If we see am explosion of lights in space, our decision to study space doesn't influence that in any way, and we can say with certainty that there was an explosion of light in space. The only place we might get it wrong is in trying to determine what the explosion actually is and its cause.
If I pinched you, you could say with absolute certainty that I pinched you and you'd be absolutely correct. If someone asked you why I pinched you, that's where you might get it wrong.
Ok, a man locked in a room is going to make a very intense study of lockpicking, but that doesn't mean locks have anything to do with ontological truth.
What we want to know about the universe is based on our suffering.
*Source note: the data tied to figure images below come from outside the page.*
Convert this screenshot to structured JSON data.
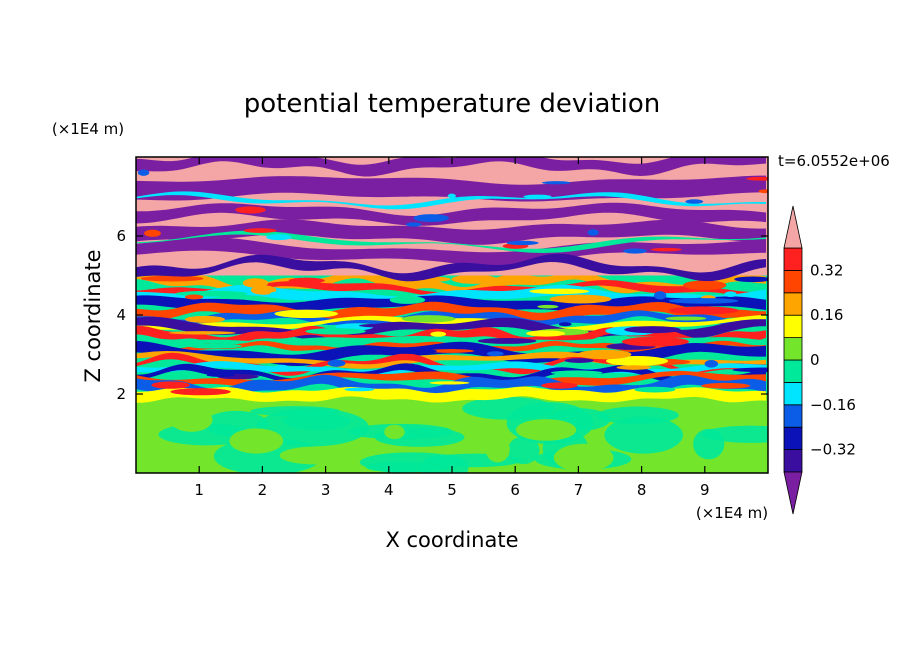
{
  "chart_data": {
    "type": "heatmap",
    "title": "potential temperature deviation",
    "xlabel": "X coordinate",
    "ylabel": "Z coordinate",
    "x_unit": "(×1E4 m)",
    "y_unit": "(×1E4 m)",
    "annotation": "t=6.0552e+06",
    "xlim": [
      0,
      10
    ],
    "ylim": [
      0,
      8
    ],
    "x_ticks": [
      1,
      2,
      3,
      4,
      5,
      6,
      7,
      8,
      9
    ],
    "y_ticks": [
      2,
      4,
      6
    ],
    "colorbar": {
      "levels": [
        -0.4,
        -0.32,
        -0.24,
        -0.16,
        -0.08,
        0,
        0.08,
        0.16,
        0.24,
        0.32,
        0.4
      ],
      "tick_labels": [
        "0.32",
        "0.16",
        "0",
        "−0.16",
        "−0.32"
      ],
      "tick_values": [
        0.32,
        0.16,
        0,
        -0.16,
        -0.32
      ],
      "colors_low_to_high": [
        "#7b1fa2",
        "#3a0fa0",
        "#0a12b8",
        "#0b5de8",
        "#00e5ff",
        "#00e89a",
        "#73e62c",
        "#ffff00",
        "#ffa500",
        "#ff4500",
        "#ff2020",
        "#f4a5a5"
      ]
    },
    "bands": [
      {
        "z": [
          0,
          2.0
        ],
        "dominant": "green / cyan-green mix, weak deviations near 0"
      },
      {
        "z": [
          2.0,
          5.0
        ],
        "dominant": "mixed full-range turbulent layers"
      },
      {
        "z": [
          5.0,
          8.0
        ],
        "dominant": "alternating pink (>0.4) and purple (<-0.4) layers"
      }
    ]
  }
}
Even the very concept of ontology is based on suffering - 'does x exist' means 'can I cling to it and be safe from harm?'.
Science is useful, but basing science on what is observable and repeatable places a limit on the depth of understanding it can realise, and thus a limit on its potential for making us happy.
Though I absolutely agree that science by its very nature is limited and in turn can place limits on our understanding.
Keep exchanging glances with the universe and eventually what's yours is mine.
Otherwise we wouldn't have vast amounts of data about what happens when you pour cosmetic creams into a rabbit's eye, and no solution for climate change.
In my biased opinion, it's far more interesting than putting cream in anyone's eye but we can't all be cosmologists and astrophysicists. I don't think that the bias of our personal interests influences the quality of our data, though yes, like you said, probably the quantity.